Auto sales growth has also slowed down markedly in the U.S. and Mexico, a new report from Scotiabank says.
September 12, 2018 by Canadian Plastics
Auto sales in Canada fell by its sharpest level in nearly two years at 3.6% year-over-year (y/y) in July followed by a 1.6 y/y contraction in August, a new report from Scotiabank says, which marked the sixth consecutive month of y/y declines.
According to Scotiabank’s latest Global Auto Report, the auto market downturn stands in contrast to the strength in the Canadian economy which expanded by an annualised rate of 2.9 per cent quarter-over-quarter expanding in the second quarter after a weak start to the year.
“The ratio of new vehicle sales to prime-age population is still near record highs at the same time as rising interest rates may be restraining big-ticket purchases by Canadian households,” Scotiabank said. “Double-digit y/y increases in fleet purchases prevented bigger declines in July and August with retail sales posting large y/y declines in the summer months. So far in 2018, vehicle sales in Canada have declined by 0.9% y/y compared to the first eight months of 2017, which is in line with expectations of a slight decline in sales in 2018 after record levels last year.”
Ontario – which accounts for over 40 per cent of vehicle purchases in the country – posted a slight y/y increase in sales in July, the report said, while vehicle purchases in Alberta and B.C. – which represent over a fifth of the Canadian auto market combined – fell by over 10 per cent y/y in each province. “The sales contraction in B.C. is the steepest since 2009 and marks a pointed reversal from 2017 when auto deliveries expanded by 7.1 per cent,” Scotiabank said. “Purchases in Alberta show a similar pattern after 11.4 per cent growth last year.”
In the U.S., meanwhile, vehicle purchases fell by 3.4 per cent y/y in July, after June’s massive gain of 5.3 per cent y/y, and remained relatively flat in August with 16.6 million units sold in annualised terms, which marks the first occurrence of back-to-back sales under 17 million annualised units since August 2017. “A drawdown of inventories may have dampened down sales after the first half of the year saw a 2 per cent y/y rise compared to the same period in 2017,” Scotiabank said. “Dealers’ stock of the Ford F-Series truck, the highest selling automobile in the U.S., have fallen to 70 days’ supply as of August 2018 from 83 days’ supply twelve months back. Similarly, the Chevy Silverado lost the second highest-selling vehicle spot in August as inventories for the 2019 Silverado model failed to meet demand in addition to a reduction in incentives across GM vehicles, especially on trucks.”

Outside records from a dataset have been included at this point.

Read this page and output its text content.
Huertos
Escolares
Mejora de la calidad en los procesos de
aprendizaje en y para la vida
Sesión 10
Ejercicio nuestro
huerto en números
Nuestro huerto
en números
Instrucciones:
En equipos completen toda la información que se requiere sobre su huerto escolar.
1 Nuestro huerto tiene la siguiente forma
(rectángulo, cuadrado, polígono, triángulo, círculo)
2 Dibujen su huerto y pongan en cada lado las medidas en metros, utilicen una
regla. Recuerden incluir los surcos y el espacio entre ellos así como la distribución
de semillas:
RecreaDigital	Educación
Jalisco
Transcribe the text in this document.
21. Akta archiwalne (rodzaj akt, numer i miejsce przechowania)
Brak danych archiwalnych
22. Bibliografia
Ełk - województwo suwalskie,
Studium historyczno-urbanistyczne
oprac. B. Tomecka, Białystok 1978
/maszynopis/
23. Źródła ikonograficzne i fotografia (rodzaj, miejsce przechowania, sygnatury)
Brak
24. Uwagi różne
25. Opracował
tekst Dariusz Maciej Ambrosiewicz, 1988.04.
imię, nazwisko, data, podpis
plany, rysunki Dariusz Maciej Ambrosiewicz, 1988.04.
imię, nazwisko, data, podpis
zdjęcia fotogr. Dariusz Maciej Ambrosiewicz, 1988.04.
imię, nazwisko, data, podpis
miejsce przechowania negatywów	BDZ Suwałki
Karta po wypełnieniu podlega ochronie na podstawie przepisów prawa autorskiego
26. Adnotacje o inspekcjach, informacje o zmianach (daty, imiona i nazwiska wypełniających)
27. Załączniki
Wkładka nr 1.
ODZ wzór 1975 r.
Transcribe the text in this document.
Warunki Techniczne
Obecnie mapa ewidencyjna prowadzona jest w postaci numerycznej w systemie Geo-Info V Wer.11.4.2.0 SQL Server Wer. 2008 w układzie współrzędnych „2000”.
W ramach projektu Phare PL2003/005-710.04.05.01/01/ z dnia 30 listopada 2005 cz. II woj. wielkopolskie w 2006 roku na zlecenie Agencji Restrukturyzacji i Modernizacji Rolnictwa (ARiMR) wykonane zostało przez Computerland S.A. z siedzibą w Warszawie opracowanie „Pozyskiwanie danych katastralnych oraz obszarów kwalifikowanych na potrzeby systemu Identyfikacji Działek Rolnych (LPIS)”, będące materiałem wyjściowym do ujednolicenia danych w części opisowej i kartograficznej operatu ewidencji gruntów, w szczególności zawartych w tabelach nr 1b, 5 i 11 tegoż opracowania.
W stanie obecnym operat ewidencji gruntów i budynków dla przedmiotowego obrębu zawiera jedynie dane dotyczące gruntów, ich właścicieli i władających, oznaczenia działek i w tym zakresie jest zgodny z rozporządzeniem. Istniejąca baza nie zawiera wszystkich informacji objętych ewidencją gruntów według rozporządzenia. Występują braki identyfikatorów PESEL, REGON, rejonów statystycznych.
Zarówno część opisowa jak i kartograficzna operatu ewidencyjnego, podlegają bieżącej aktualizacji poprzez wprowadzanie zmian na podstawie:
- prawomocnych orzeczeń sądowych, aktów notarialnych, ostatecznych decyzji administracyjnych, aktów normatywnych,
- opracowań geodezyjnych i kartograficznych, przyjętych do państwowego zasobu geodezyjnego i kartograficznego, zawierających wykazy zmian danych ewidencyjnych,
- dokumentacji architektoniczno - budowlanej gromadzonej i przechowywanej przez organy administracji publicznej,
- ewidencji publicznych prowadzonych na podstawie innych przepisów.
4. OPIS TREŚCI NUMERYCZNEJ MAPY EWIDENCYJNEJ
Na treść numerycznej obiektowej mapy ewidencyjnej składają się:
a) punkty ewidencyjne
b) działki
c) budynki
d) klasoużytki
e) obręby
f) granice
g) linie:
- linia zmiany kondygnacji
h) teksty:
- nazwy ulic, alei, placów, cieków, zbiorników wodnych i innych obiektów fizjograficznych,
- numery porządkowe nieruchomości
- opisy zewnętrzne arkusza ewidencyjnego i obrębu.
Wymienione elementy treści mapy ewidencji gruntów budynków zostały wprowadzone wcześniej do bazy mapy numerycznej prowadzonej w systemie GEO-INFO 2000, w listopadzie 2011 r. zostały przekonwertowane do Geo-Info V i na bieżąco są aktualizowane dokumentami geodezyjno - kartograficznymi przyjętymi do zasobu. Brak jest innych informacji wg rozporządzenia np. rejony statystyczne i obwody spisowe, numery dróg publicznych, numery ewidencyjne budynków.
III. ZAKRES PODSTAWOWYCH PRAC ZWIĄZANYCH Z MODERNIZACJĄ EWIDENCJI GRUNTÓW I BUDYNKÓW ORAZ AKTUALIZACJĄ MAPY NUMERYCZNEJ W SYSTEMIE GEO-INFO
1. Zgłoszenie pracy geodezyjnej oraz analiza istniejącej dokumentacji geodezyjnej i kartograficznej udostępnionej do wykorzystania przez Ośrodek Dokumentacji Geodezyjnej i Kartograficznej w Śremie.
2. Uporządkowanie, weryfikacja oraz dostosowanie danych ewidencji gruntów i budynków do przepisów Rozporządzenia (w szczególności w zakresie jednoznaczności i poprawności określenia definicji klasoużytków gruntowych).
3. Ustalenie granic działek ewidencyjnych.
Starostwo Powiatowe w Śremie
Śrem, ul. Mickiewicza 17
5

And in Mexico, auto sales fell in y/y terms for a 15th consecutive month in August, as the industry faces headwinds of slow growth in real wages and high lending rates. “Banco de Mexico’s policy rate remains at its highest level since the pre-financial crisis in the face of high consumer-price inflation following a relatively steep depreciation of the peso,” Scotiabank said. “Further, uncertainty surrounding the renegotiation of NAFTA and the July presidential elections may have affected consumer confidence.” The U.S. and Mexican teams have reached a tentative agreement on rules of origin on automobiles, Scotiabank noted, which could bring the conclusion of NAFTA closer, and alongside rising wages lift motor vehicle sales in the last third of 2018.